Dyspareunie, Studien

Dyspareunie: Neue Studien zeigen Wirkung von Beckenbodentraining

Veröffentlicht am: 23.07.2026 um 14:39 Uhr | Redaktion boerse-global.de

Etwa 20 Prozent der Frauen leiden unter Dyspareunie. Neue Studien zeigen vielversprechende Ansätze bei Diagnose und Behandlung.

Schmerzhafter Sex bei Frauen: Ursachen, Diagnose und neue Therapien
Ein medizinischer Beratungsraum mit Fokus auf eine Patientenakte und verschränkten Händen auf einem Schreibtisch. Illustration mit AI erstellt übermittelt durch boerse-global.de

Rund jede fünfte Frau erlebt Schmerzen beim Geschlechtsverkehr. Die Ursachen sind vielfältig – und die Diagnose dauert oft Jahre.

Schmerzen im Intimbereich sind ein Tabuthema. Dabei sind sie erschreckend häufig. Die Studie „Gesundheit und Sexualität in Deutschland“ zeigt: Etwa 20 Prozent der Frauen leiden unter Dyspareunie, so der medizinische Fachbegriff für schmerzhaften Geschlechtsverkehr. Bei jungen sexuell aktiven Frauen in der Schweiz sind Schätzungen zufolge 10 bis 20 Prozent betroffen.

Wenn der Körper blockiert

Die Ursachenpalette reicht von Endometriose über Lichen sclerosus bis zum Vestibulitis-Vulvae-Syndrom. Besonders häufig ist Vaginismus: Bei ein bis fünf Prozent der Frauen verkrampft sich die Beckenbodenmuskulatur unwillkürlich. Die Therapie? Eine Kombination aus lokaler Behandlung, Beckenbodentraining und psychologischer Begleitung.

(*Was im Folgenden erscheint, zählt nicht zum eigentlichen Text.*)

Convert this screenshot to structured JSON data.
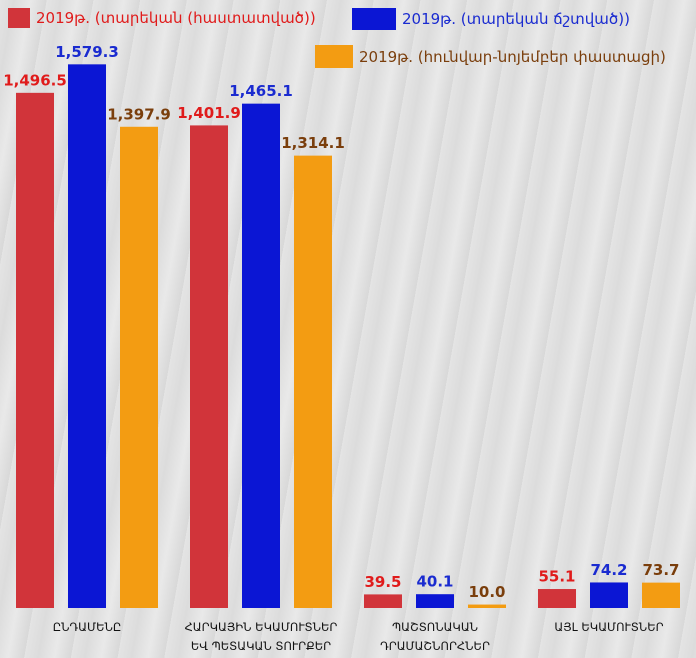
{
  "chart_data": {
    "type": "bar",
    "categories": [
      "ԸՆԴԱՄԵՆԸ",
      "ՀԱՐԿԱՅԻՆ ԵԿԱՄՈՒՏՆԵՐ ԵՎ ՊԵՏԱԿԱՆ ՏՈՒՐՔԵՐ",
      "ՊԱՇՏՈՆԱԿԱՆ ԴՐԱՄԱՇՆՈՐՀՆԵՐ",
      "ԱՅԼ ԵԿԱՄՈՒՏՆԵՐ"
    ],
    "series": [
      {
        "name": "2019թ. (տարեկան (հաստատված))",
        "color": "#d1343a",
        "label_color": "#e01b1b",
        "values": [
          1496.5,
          1401.9,
          39.5,
          55.1
        ],
        "value_labels": [
          "1,496.5",
          "1,401.9",
          "39.5",
          "55.1"
        ]
      },
      {
        "name": "2019թ. (տարեկան ճշտված))",
        "color": "#0b16d4",
        "label_color": "#1a2bd0",
        "values": [
          1579.3,
          1465.1,
          40.1,
          74.2
        ],
        "value_labels": [
          "1,579.3",
          "1,465.1",
          "40.1",
          "74.2"
        ]
      },
      {
        "name": "2019թ. (հունվար-նոյեմբեր փաստացի)",
        "color": "#f39c12",
        "label_color": "#7a3e0c",
        "values": [
          1397.9,
          1314.1,
          10.0,
          73.7
        ],
        "value_labels": [
          "1,397.9",
          "1,314.1",
          "10.0",
          "73.7"
        ]
      }
    ],
    "ylim": [
      0,
      1650
    ]
  }
}
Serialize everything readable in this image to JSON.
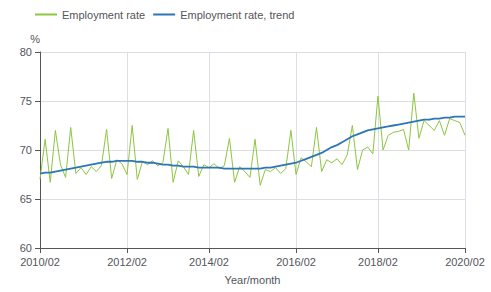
{
  "chart_data": {
    "type": "line",
    "xlabel": "Year/month",
    "ylabel": "%",
    "categories": [
      "2010/02",
      null,
      null,
      null,
      null,
      null,
      null,
      null,
      null,
      null,
      null,
      null,
      null,
      null,
      null,
      null,
      null,
      "2012/02",
      null,
      null,
      null,
      null,
      null,
      null,
      null,
      null,
      null,
      null,
      null,
      null,
      null,
      null,
      null,
      "2014/02",
      null,
      null,
      null,
      null,
      null,
      null,
      null,
      null,
      null,
      null,
      null,
      null,
      null,
      null,
      null,
      null,
      "2016/02",
      null,
      null,
      null,
      null,
      null,
      null,
      null,
      null,
      null,
      null,
      null,
      null,
      null,
      null,
      null,
      "2018/02",
      null,
      null,
      null,
      null,
      null,
      null,
      null,
      null,
      null,
      null,
      null,
      null,
      null,
      null,
      null,
      null,
      "2020/02"
    ],
    "series": [
      {
        "name": "Employment rate",
        "color": "#8dc63f",
        "values": [
          67.0,
          71.1,
          66.7,
          72.0,
          68.5,
          67.2,
          72.3,
          67.6,
          68.2,
          67.5,
          68.3,
          67.8,
          68.4,
          72.1,
          67.1,
          69.0,
          68.6,
          67.5,
          72.5,
          67.0,
          68.8,
          68.5,
          68.9,
          68.4,
          68.7,
          72.2,
          66.7,
          68.9,
          68.3,
          67.5,
          72.0,
          67.3,
          68.5,
          68.2,
          68.6,
          68.1,
          68.4,
          71.2,
          66.7,
          68.3,
          67.8,
          67.2,
          71.1,
          66.4,
          68.0,
          67.8,
          68.2,
          67.6,
          68.1,
          72.0,
          67.5,
          69.2,
          68.8,
          68.3,
          72.3,
          67.8,
          69.0,
          68.7,
          69.1,
          68.5,
          69.5,
          72.5,
          68.0,
          70.0,
          70.3,
          69.6,
          75.5,
          70.0,
          71.5,
          71.8,
          71.9,
          72.1,
          70.0,
          75.8,
          71.2,
          73.0,
          72.5,
          72.0,
          73.0,
          71.5,
          73.2,
          73.0,
          72.8,
          71.5
        ]
      },
      {
        "name": "Employment rate, trend",
        "color": "#2e75b6",
        "values": [
          67.6,
          67.7,
          67.7,
          67.8,
          67.9,
          68.0,
          68.1,
          68.2,
          68.3,
          68.4,
          68.5,
          68.6,
          68.7,
          68.8,
          68.8,
          68.9,
          68.9,
          68.9,
          68.9,
          68.8,
          68.8,
          68.7,
          68.7,
          68.6,
          68.5,
          68.5,
          68.4,
          68.4,
          68.3,
          68.3,
          68.3,
          68.2,
          68.2,
          68.2,
          68.2,
          68.2,
          68.1,
          68.1,
          68.1,
          68.1,
          68.1,
          68.1,
          68.1,
          68.1,
          68.2,
          68.2,
          68.3,
          68.4,
          68.5,
          68.6,
          68.7,
          68.9,
          69.1,
          69.3,
          69.5,
          69.7,
          70.0,
          70.3,
          70.5,
          70.8,
          71.1,
          71.4,
          71.6,
          71.8,
          72.0,
          72.1,
          72.2,
          72.3,
          72.4,
          72.5,
          72.6,
          72.7,
          72.8,
          72.9,
          73.0,
          73.1,
          73.1,
          73.2,
          73.2,
          73.3,
          73.3,
          73.4,
          73.4,
          73.4
        ]
      }
    ],
    "ylim": [
      60,
      80
    ],
    "yticks": [
      60,
      65,
      70,
      75,
      80
    ],
    "grid": true,
    "legend": "upper left"
  }
}
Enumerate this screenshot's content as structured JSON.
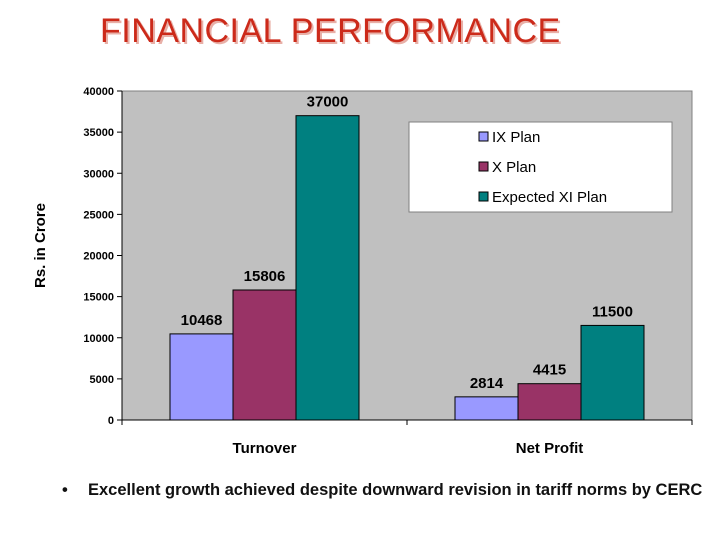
{
  "slide": {
    "title": "FINANCIAL PERFORMANCE",
    "bullet_symbol": "•",
    "bullet_text": "Excellent growth achieved despite downward revision in tariff norms by CERC"
  },
  "chart_data": {
    "type": "bar",
    "title": "",
    "xlabel": "",
    "ylabel": "Rs. in Crore",
    "ylim": [
      0,
      40000
    ],
    "yticks": [
      0,
      5000,
      10000,
      15000,
      20000,
      25000,
      30000,
      35000,
      40000
    ],
    "categories": [
      "Turnover",
      "Net Profit"
    ],
    "series": [
      {
        "name": "IX Plan",
        "values": [
          10468,
          2814
        ],
        "color": "#9999ff"
      },
      {
        "name": "X Plan",
        "values": [
          15806,
          4415
        ],
        "color": "#993366"
      },
      {
        "name": "Expected XI Plan",
        "values": [
          37000,
          11500
        ],
        "color": "#008080"
      }
    ],
    "legend_position": "top-right",
    "plot_background": "#c0c0c0",
    "grid": false
  }
}
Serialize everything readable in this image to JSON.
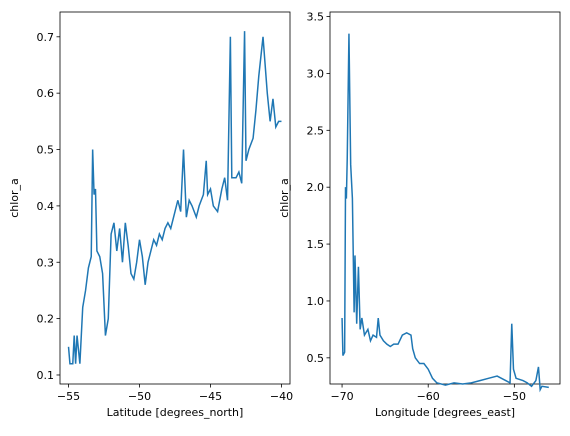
{
  "chart_data": [
    {
      "type": "line",
      "xlabel": "Latitude [degrees_north]",
      "ylabel": "chlor_a",
      "color": "#1f77b4",
      "xlim": [
        -55.6,
        -39.4
      ],
      "ylim": [
        0.084,
        0.744
      ],
      "xticks": [
        {
          "value": -55,
          "label": "−55"
        },
        {
          "value": -50,
          "label": "−50"
        },
        {
          "value": -45,
          "label": "−45"
        },
        {
          "value": -40,
          "label": "−40"
        }
      ],
      "yticks": [
        0.1,
        0.2,
        0.3,
        0.4,
        0.5,
        0.6,
        0.7
      ],
      "x": [
        -55.0,
        -54.9,
        -54.7,
        -54.6,
        -54.5,
        -54.4,
        -54.2,
        -54.0,
        -53.8,
        -53.6,
        -53.4,
        -53.3,
        -53.2,
        -53.1,
        -53.0,
        -52.8,
        -52.6,
        -52.4,
        -52.2,
        -52.0,
        -51.8,
        -51.6,
        -51.4,
        -51.2,
        -51.0,
        -50.8,
        -50.6,
        -50.4,
        -50.2,
        -50.0,
        -49.8,
        -49.6,
        -49.4,
        -49.2,
        -49.0,
        -48.8,
        -48.6,
        -48.4,
        -48.2,
        -48.0,
        -47.8,
        -47.5,
        -47.3,
        -47.1,
        -46.9,
        -46.7,
        -46.5,
        -46.3,
        -46.0,
        -45.8,
        -45.5,
        -45.3,
        -45.2,
        -45.0,
        -44.8,
        -44.5,
        -44.2,
        -44.0,
        -43.8,
        -43.6,
        -43.5,
        -43.2,
        -43.0,
        -42.8,
        -42.6,
        -42.5,
        -42.3,
        -42.0,
        -41.8,
        -41.6,
        -41.3,
        -41.0,
        -40.8,
        -40.6,
        -40.4,
        -40.2,
        -40.0
      ],
      "values": [
        0.15,
        0.12,
        0.12,
        0.17,
        0.12,
        0.17,
        0.12,
        0.22,
        0.25,
        0.29,
        0.31,
        0.5,
        0.42,
        0.43,
        0.32,
        0.31,
        0.28,
        0.17,
        0.2,
        0.35,
        0.37,
        0.32,
        0.36,
        0.3,
        0.37,
        0.33,
        0.28,
        0.27,
        0.3,
        0.34,
        0.31,
        0.26,
        0.3,
        0.32,
        0.34,
        0.33,
        0.35,
        0.34,
        0.36,
        0.37,
        0.36,
        0.39,
        0.41,
        0.39,
        0.5,
        0.38,
        0.41,
        0.4,
        0.38,
        0.4,
        0.42,
        0.48,
        0.42,
        0.43,
        0.4,
        0.39,
        0.43,
        0.45,
        0.41,
        0.7,
        0.45,
        0.45,
        0.46,
        0.44,
        0.71,
        0.48,
        0.5,
        0.52,
        0.57,
        0.63,
        0.7,
        0.6,
        0.55,
        0.59,
        0.54,
        0.55,
        0.55
      ]
    },
    {
      "type": "line",
      "xlabel": "Longitude [degrees_east]",
      "ylabel": "chlor_a",
      "color": "#1f77b4",
      "xlim": [
        -71.4,
        -44.7
      ],
      "ylim": [
        0.27,
        3.54
      ],
      "xticks": [
        {
          "value": -70,
          "label": "−70"
        },
        {
          "value": -60,
          "label": "−60"
        },
        {
          "value": -50,
          "label": "−50"
        }
      ],
      "yticks": [
        0.5,
        {
          "value": 1,
          "label": "1.0"
        },
        1.5,
        {
          "value": 2,
          "label": "2.0"
        },
        2.5,
        {
          "value": 3,
          "label": "3.0"
        },
        3.5
      ],
      "x": [
        -70.0,
        -69.9,
        -69.7,
        -69.6,
        -69.5,
        -69.4,
        -69.2,
        -69.0,
        -68.8,
        -68.6,
        -68.5,
        -68.3,
        -68.1,
        -67.9,
        -67.7,
        -67.4,
        -67.0,
        -66.7,
        -66.4,
        -66.0,
        -65.8,
        -65.6,
        -65.2,
        -64.8,
        -64.4,
        -64.0,
        -63.5,
        -63.0,
        -62.5,
        -62.0,
        -61.8,
        -61.5,
        -61.0,
        -60.5,
        -60.0,
        -59.5,
        -59.0,
        -58.0,
        -57.0,
        -56.0,
        -55.0,
        -54.0,
        -53.0,
        -52.0,
        -51.0,
        -50.5,
        -50.3,
        -50.1,
        -49.8,
        -49.0,
        -48.5,
        -48.0,
        -47.5,
        -47.2,
        -47.0,
        -46.8,
        -46.0
      ],
      "values": [
        0.85,
        0.52,
        0.55,
        2.0,
        1.9,
        2.25,
        3.35,
        2.2,
        1.9,
        0.9,
        1.4,
        0.8,
        1.3,
        0.75,
        0.85,
        0.7,
        0.75,
        0.65,
        0.7,
        0.68,
        0.85,
        0.7,
        0.65,
        0.62,
        0.6,
        0.62,
        0.62,
        0.7,
        0.72,
        0.7,
        0.58,
        0.5,
        0.45,
        0.45,
        0.4,
        0.32,
        0.28,
        0.26,
        0.28,
        0.27,
        0.28,
        0.3,
        0.32,
        0.34,
        0.3,
        0.28,
        0.8,
        0.4,
        0.32,
        0.3,
        0.28,
        0.25,
        0.3,
        0.42,
        0.22,
        0.25,
        0.24
      ]
    }
  ]
}
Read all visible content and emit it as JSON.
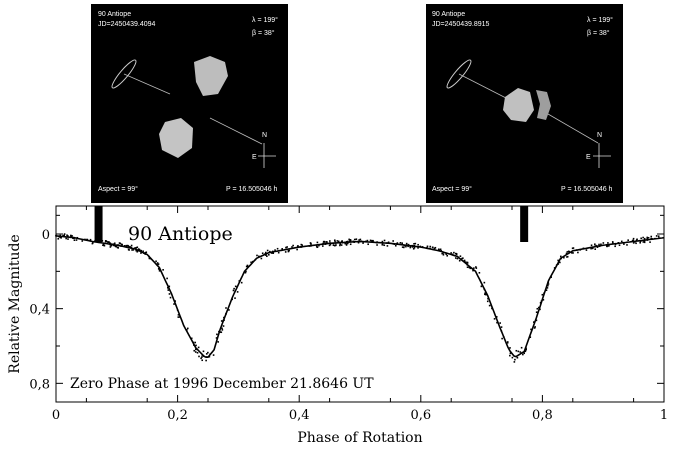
{
  "chart_data": {
    "type": "scatter",
    "title": "90 Antiope",
    "xlabel": "Phase of Rotation",
    "ylabel": "Relative Magnitude",
    "xlim": [
      0,
      1
    ],
    "ylim": [
      0.9,
      -0.15
    ],
    "y_inverted": true,
    "x_ticks": [
      0,
      0.2,
      0.4,
      0.6,
      0.8,
      1
    ],
    "x_tick_labels": [
      "0",
      "0,2",
      "0,4",
      "0,6",
      "0,8",
      "1"
    ],
    "y_ticks": [
      0,
      0.4,
      0.8
    ],
    "y_tick_labels": [
      "0",
      "0,4",
      "0,8"
    ],
    "annotation": "Zero Phase at 1996 December 21.8646 UT",
    "phase_markers": [
      0.07,
      0.77
    ],
    "series": [
      {
        "kind": "model-curve",
        "x": [
          0,
          0.03,
          0.06,
          0.1,
          0.13,
          0.15,
          0.17,
          0.19,
          0.21,
          0.23,
          0.245,
          0.25,
          0.26,
          0.27,
          0.29,
          0.31,
          0.33,
          0.35,
          0.4,
          0.45,
          0.5,
          0.55,
          0.6,
          0.63,
          0.66,
          0.69,
          0.71,
          0.73,
          0.745,
          0.755,
          0.77,
          0.79,
          0.81,
          0.83,
          0.85,
          0.9,
          0.95,
          1
        ],
        "y": [
          0.01,
          0.02,
          0.04,
          0.06,
          0.08,
          0.11,
          0.18,
          0.32,
          0.49,
          0.61,
          0.66,
          0.66,
          0.62,
          0.51,
          0.34,
          0.2,
          0.13,
          0.1,
          0.07,
          0.05,
          0.04,
          0.05,
          0.07,
          0.09,
          0.12,
          0.2,
          0.33,
          0.5,
          0.62,
          0.66,
          0.63,
          0.45,
          0.25,
          0.13,
          0.09,
          0.06,
          0.04,
          0.02
        ]
      }
    ],
    "observations_note": "dense dotted observations scattered closely around the model curve"
  },
  "panels": [
    {
      "name": "90 Antiope",
      "jd": "JD=2450439.4094",
      "lambda": "λ = 199°",
      "beta": "β =  38°",
      "aspect": "Aspect = 99°",
      "period": "P = 16.505046 h",
      "north": "N",
      "east": "E"
    },
    {
      "name": "90 Antiope",
      "jd": "JD=2450439.8915",
      "lambda": "λ = 199°",
      "beta": "β =  38°",
      "aspect": "Aspect = 99°",
      "period": "P = 16.505046 h",
      "north": "N",
      "east": "E"
    }
  ]
}
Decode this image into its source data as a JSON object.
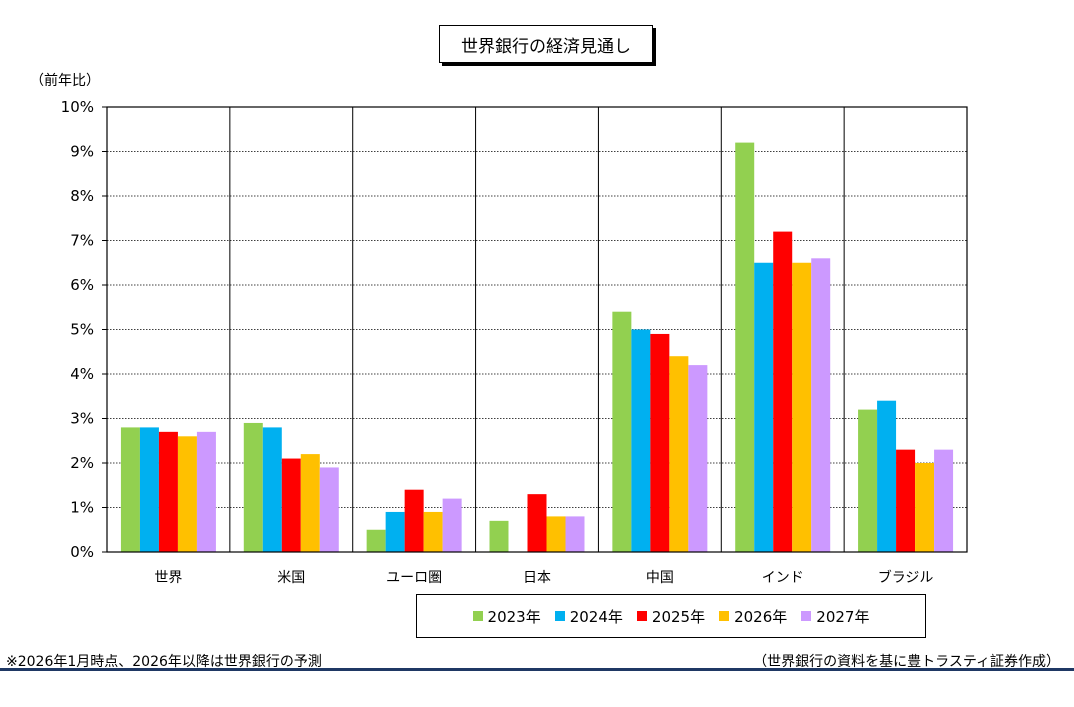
{
  "chart_data": {
    "type": "bar",
    "title": "世界銀行の経済見通し",
    "ylabel": "（前年比）",
    "ylim": [
      0,
      10
    ],
    "ytick_step": 1,
    "ytick_suffix": "%",
    "grid": true,
    "legend_position": "bottom",
    "categories": [
      "世界",
      "米国",
      "ユーロ圏",
      "日本",
      "中国",
      "インド",
      "ブラジル"
    ],
    "series": [
      {
        "name": "2023年",
        "color": "#92d050",
        "values": [
          2.8,
          2.9,
          0.5,
          0.7,
          5.4,
          9.2,
          3.2
        ]
      },
      {
        "name": "2024年",
        "color": "#00b0f0",
        "values": [
          2.8,
          2.8,
          0.9,
          0.0,
          5.0,
          6.5,
          3.4
        ]
      },
      {
        "name": "2025年",
        "color": "#ff0000",
        "values": [
          2.7,
          2.1,
          1.4,
          1.3,
          4.9,
          7.2,
          2.3
        ]
      },
      {
        "name": "2026年",
        "color": "#ffc000",
        "values": [
          2.6,
          2.2,
          0.9,
          0.8,
          4.4,
          6.5,
          2.0
        ]
      },
      {
        "name": "2027年",
        "color": "#cc99ff",
        "values": [
          2.7,
          1.9,
          1.2,
          0.8,
          4.2,
          6.6,
          2.3
        ]
      }
    ]
  },
  "notes": {
    "footnote": "※2026年1月時点、2026年以降は世界銀行の予測",
    "source": "（世界銀行の資料を基に豊トラスティ証券作成）"
  }
}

Hinzu kommt oft ein unerfüllter Kinderwunsch. 2024 zählten deutsche Kinderwunschzentren 134.281 Behandlungszyklen – ein deutlicher Anstieg gegenüber rund 99.000 Zyklen im Jahr 2019. Der Anteil der 20- bis 50-Jährigen mit unerfülltem Kinderwunsch stieg zwischen 2013 und 2020 von 25 auf 32 Prozent. Der psychische Druck führt zu körperlicher Anspannung – und verschärft die Schmerzsymptomatik.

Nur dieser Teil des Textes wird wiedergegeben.